November 11, 2011
Sometimes, it helps to just keep ones mouth shut and let people “hang” themselves,” as my dad says, and such is the case with the recent incident of Pastor Robert Jeffress of First Baptist Church, Dallas, for calling Mormonism a “cult.” Since that statement, the detractors of the Christian Faith have landed a few verbal low-blows against Jeffress calling him “intolerant” and comparing his statements to those of President Obama’s “former” pastor, Jeremiah Wright.
Jeffress, however, hasn’t lashed out against his own country nor hidden his black liberation theology behind the curtain of some pseudo-civil rights message. Jeffress merely distinguished his traditional Christian faith from that of the Mormon “faith,” something, as this piece asserts, that Mormon’s also do. The only difference being, of course, that Mormon’s actually deem the traditional Christian faith itself the theological oddity.
So, let’s just keep our mouths shut and let Mormons speak for themselves, an idea I gleaned from Albert Mohler. Mohler pointed out, in fact, that traditional Christians don’t really need to distance themselves from Mormonism, because for those who know anything about the “Latter-Day Saints” at all, Mormons actually set themselves apart from traditional Christian thinking. It was Joseph Smith, the founder of Mormonism, who declared all prior forms of Christianity corrupted and any other conclusion ignores the history of the organization – thus the terminology “Latter Day Saints.”

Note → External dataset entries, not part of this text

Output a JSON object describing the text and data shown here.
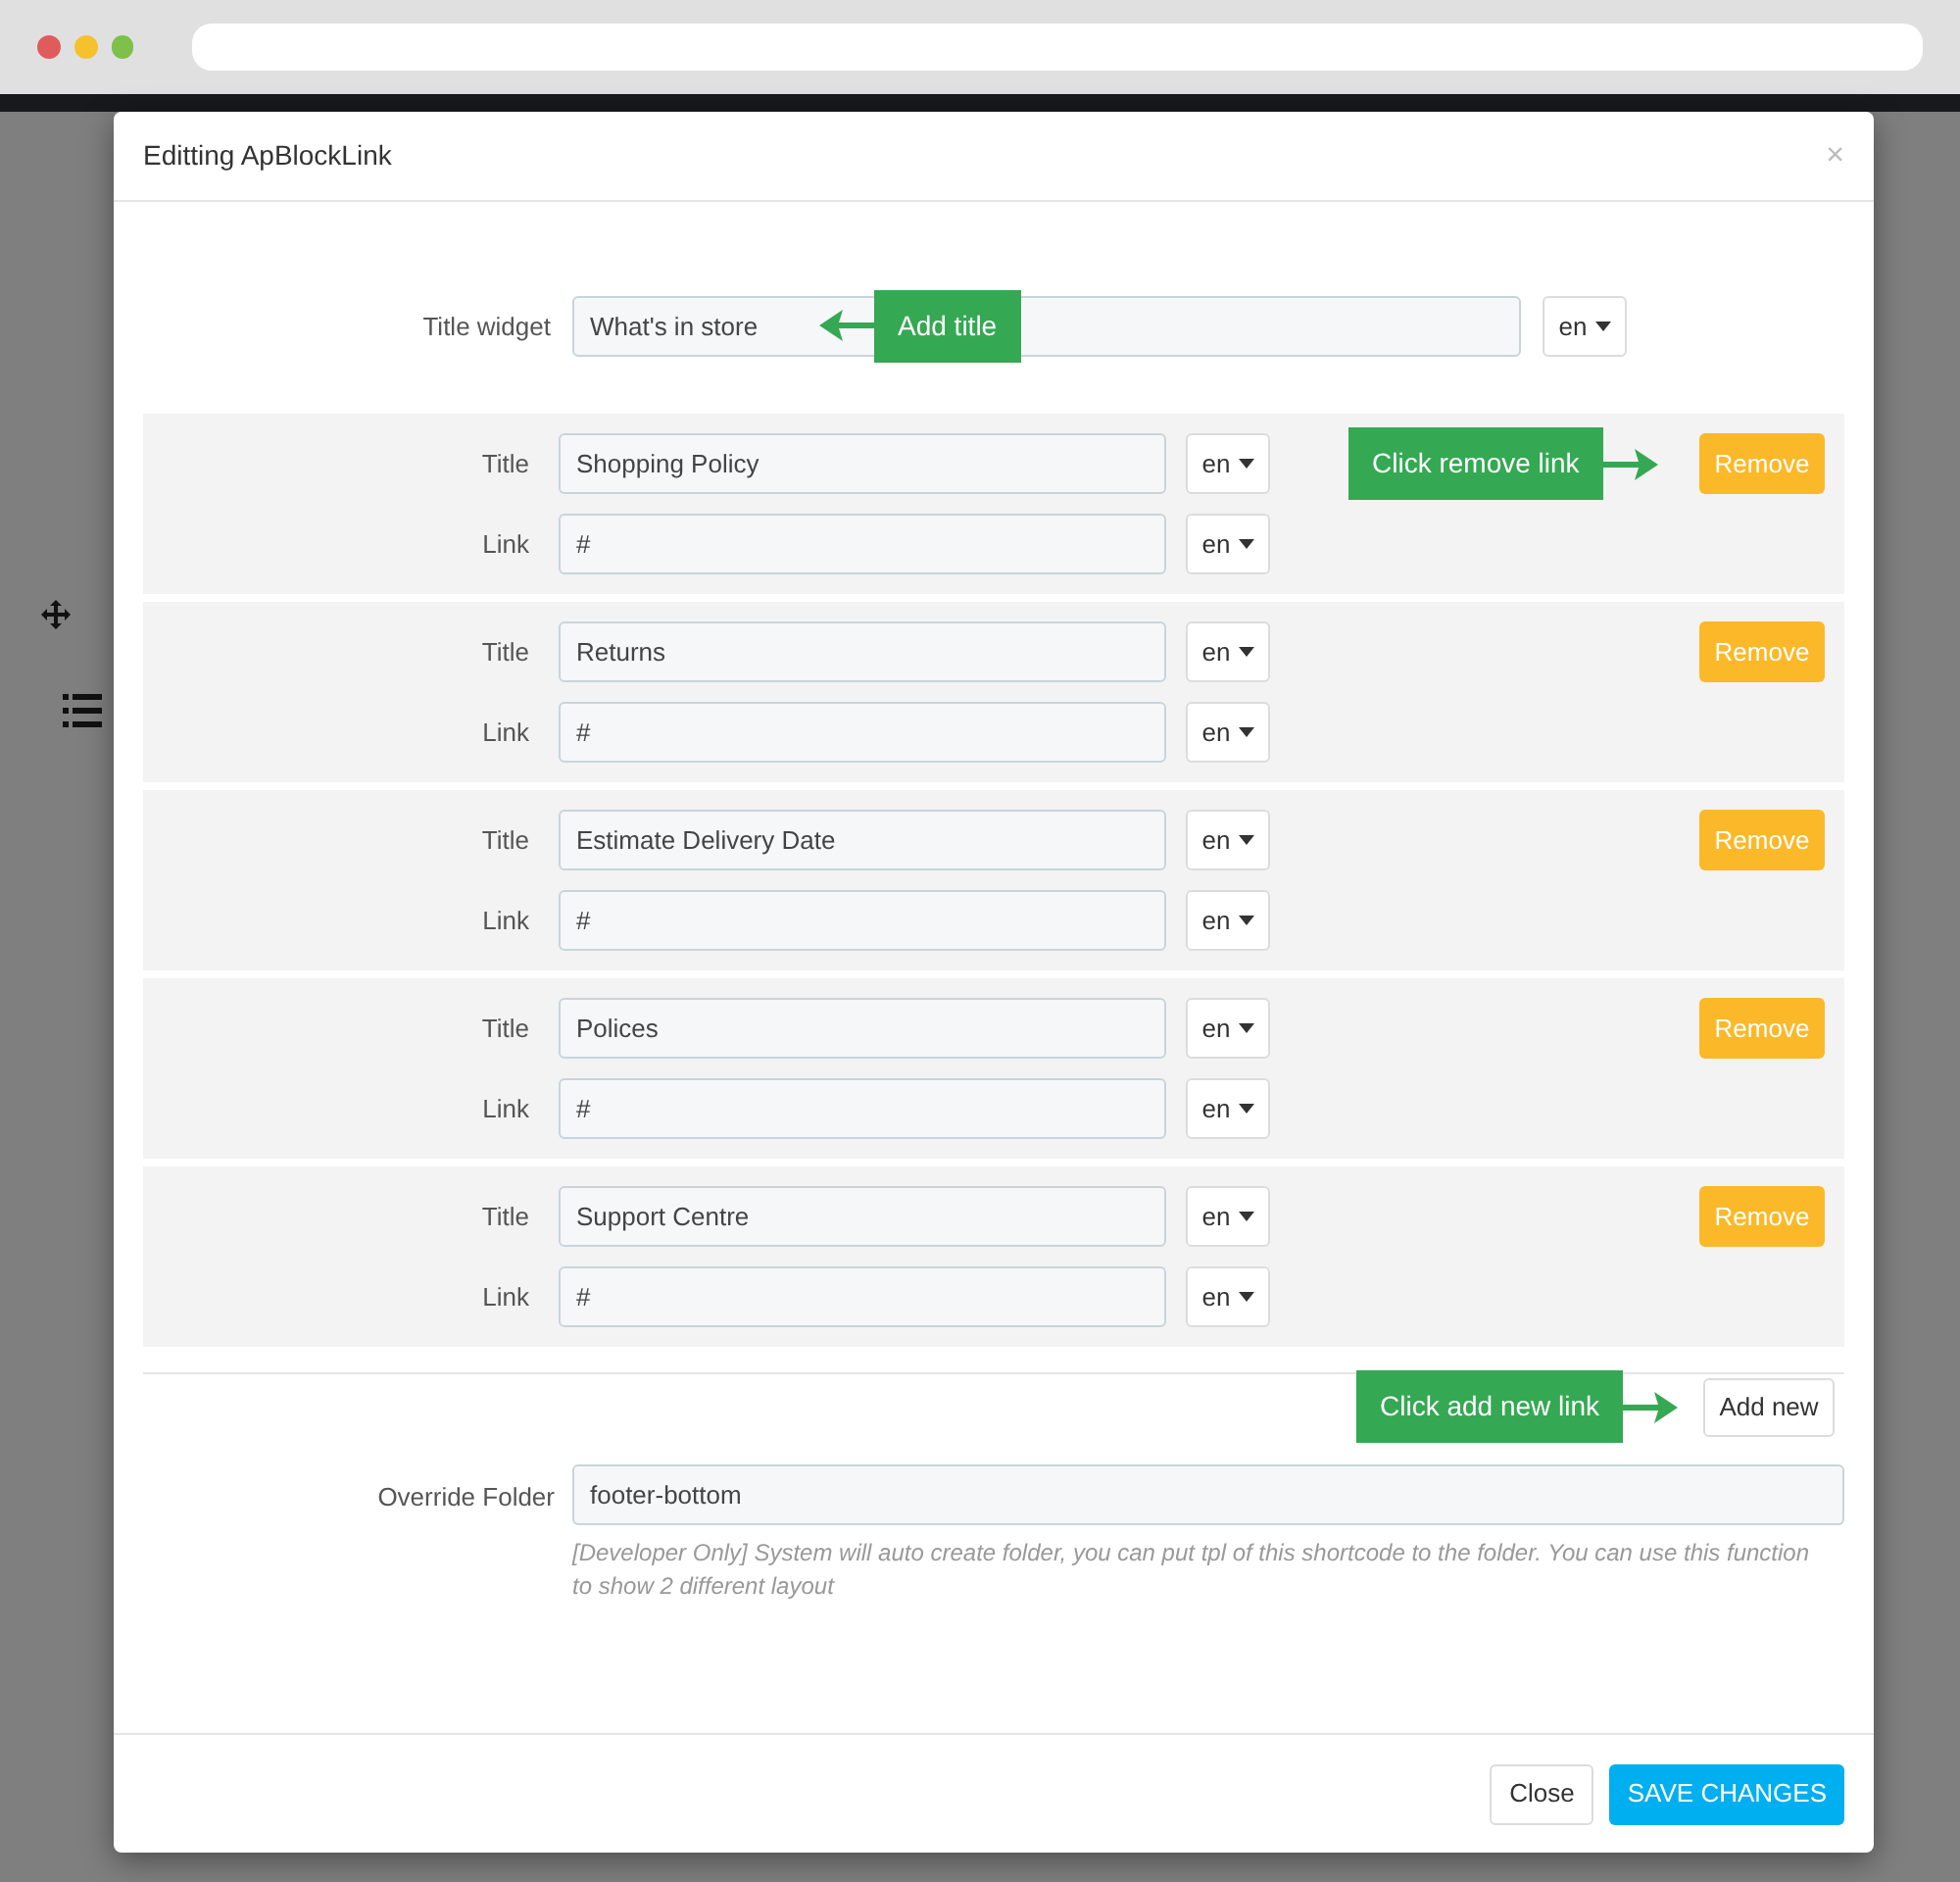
{
  "modal": {
    "title": "Editting ApBlockLink",
    "close": "×"
  },
  "title_widget": {
    "label": "Title widget",
    "value": "What's in store",
    "lang": "en",
    "callout": "Add title"
  },
  "links": [
    {
      "title_label": "Title",
      "title_value": "Shopping Policy",
      "title_lang": "en",
      "link_label": "Link",
      "link_value": "#",
      "link_lang": "en",
      "remove": "Remove",
      "callout": "Click remove link"
    },
    {
      "title_label": "Title",
      "title_value": "Returns",
      "title_lang": "en",
      "link_label": "Link",
      "link_value": "#",
      "link_lang": "en",
      "remove": "Remove"
    },
    {
      "title_label": "Title",
      "title_value": "Estimate Delivery Date",
      "title_lang": "en",
      "link_label": "Link",
      "link_value": "#",
      "link_lang": "en",
      "remove": "Remove"
    },
    {
      "title_label": "Title",
      "title_value": "Polices",
      "title_lang": "en",
      "link_label": "Link",
      "link_value": "#",
      "link_lang": "en",
      "remove": "Remove"
    },
    {
      "title_label": "Title",
      "title_value": "Support Centre",
      "title_lang": "en",
      "link_label": "Link",
      "link_value": "#",
      "link_lang": "en",
      "remove": "Remove"
    }
  ],
  "add_new": {
    "label": "Add new",
    "callout": "Click add new link"
  },
  "override_folder": {
    "label": "Override Folder",
    "value": "footer-bottom",
    "help": "[Developer Only] System will auto create folder, you can put tpl of this shortcode to the folder. You can use this function to show 2 different layout"
  },
  "footer": {
    "close": "Close",
    "save": "SAVE CHANGES"
  }
}
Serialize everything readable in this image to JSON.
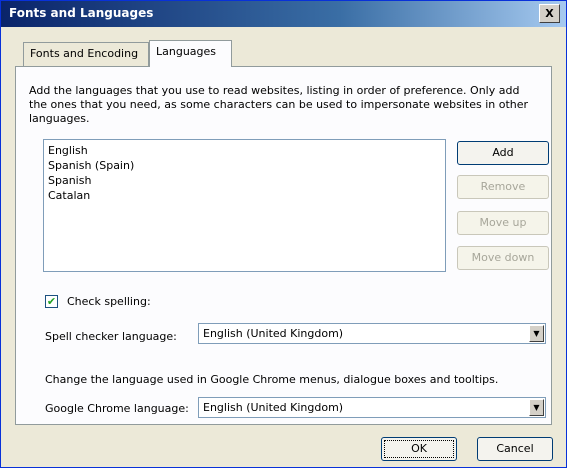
{
  "window": {
    "title": "Fonts and Languages",
    "close_label": "X"
  },
  "tabs": [
    {
      "label": "Fonts and Encoding",
      "active": false
    },
    {
      "label": "Languages",
      "active": true
    }
  ],
  "languages": {
    "description": "Add the languages that you use to read websites, listing in order of preference. Only add the ones that you need, as some characters can be used to impersonate websites in other languages.",
    "items": [
      "English",
      "Spanish (Spain)",
      "Spanish",
      "Catalan"
    ],
    "buttons": {
      "add": "Add",
      "remove": "Remove",
      "move_up": "Move up",
      "move_down": "Move down"
    }
  },
  "spell": {
    "checkbox_label": "Check spelling:",
    "checked": true,
    "checker_label": "Spell checker language:",
    "checker_value": "English (United Kingdom)"
  },
  "ui_language": {
    "description": "Change the language used in Google Chrome menus, dialogue boxes and tooltips.",
    "label": "Google Chrome language:",
    "value": "English (United Kingdom)"
  },
  "footer": {
    "ok": "OK",
    "cancel": "Cancel"
  }
}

They first defined themselves as a variant form of “Christianity,” and according to them, the “right” form. Mohler says it this way, “Mormonism does not claim to be just another denomination of Christianity. To the contrary, the central claim of Mormonism is that Christianity was corrupt and incomplete until the restoration of the faith with the advent of the Latter-Day Saints and their scripture, The Book of Mormon. Thus, it is just a matter of intellectual honesty to take Joseph Smith, the founder of Mormonism, at his word when he claimed that true Christianity did not exist from the time of the Apostles until the reestablishment of the Aaronic and Melchizedek priesthoods on May 15, 1829.”
The “Latter-Day Saints” themselves say it this way, “God chose Joseph as a prophet, seer, revelator and translator to restore The Church of Jesus Christ in modern time, and the Book or Mormon was essential to this restoration.“ The word choice is important, because Smith’s mission did not include reforming or reviving the then current Christianity, but “restoring” it, or as the word also means, reinstating and returning to the way Christianity was “meant” to be. It meant that Smith and those who understand him are the “right” sect, i.e. the true church, while others represent the perversion from which Joseph claimed to moved. At least that is their story and they’re sticking with it.
Mohler continues, “By its very nature, Mormonism borrows Christian themes, personalities, and narratives. Nevertheless, it rejects what orthodox Christianity affirms and it affirms what orthodox Christianity rejects” (http://www.albertmohler.com/2011/10/10/mormonism-democracy-and-the-urgent-need-for-evangelical-thinking/). In other words, Jeffress stated the very reality that informed Mormons themselves state; namely, that they are not associated with traditional Christianity, because they, so they say, are the only true branch of Christianity in the first place. Laying claim to the term “Christian,” they also commandeered the traditional Christian vocabulary, and those more versed in Mormon doctrine admit that they perceive traditional Christianity in the same manner, as patently false and perverted, the very reason they, at least supposedly, arose in the first place.
With Mormonism setting itself apart from traditional Christianity, the scathing of Jeffress is unwarranted. As far as the facts are concerned, simply letting Mormonism speak for itself reveals Jeffress’ familiarity with both his and Mormon theology.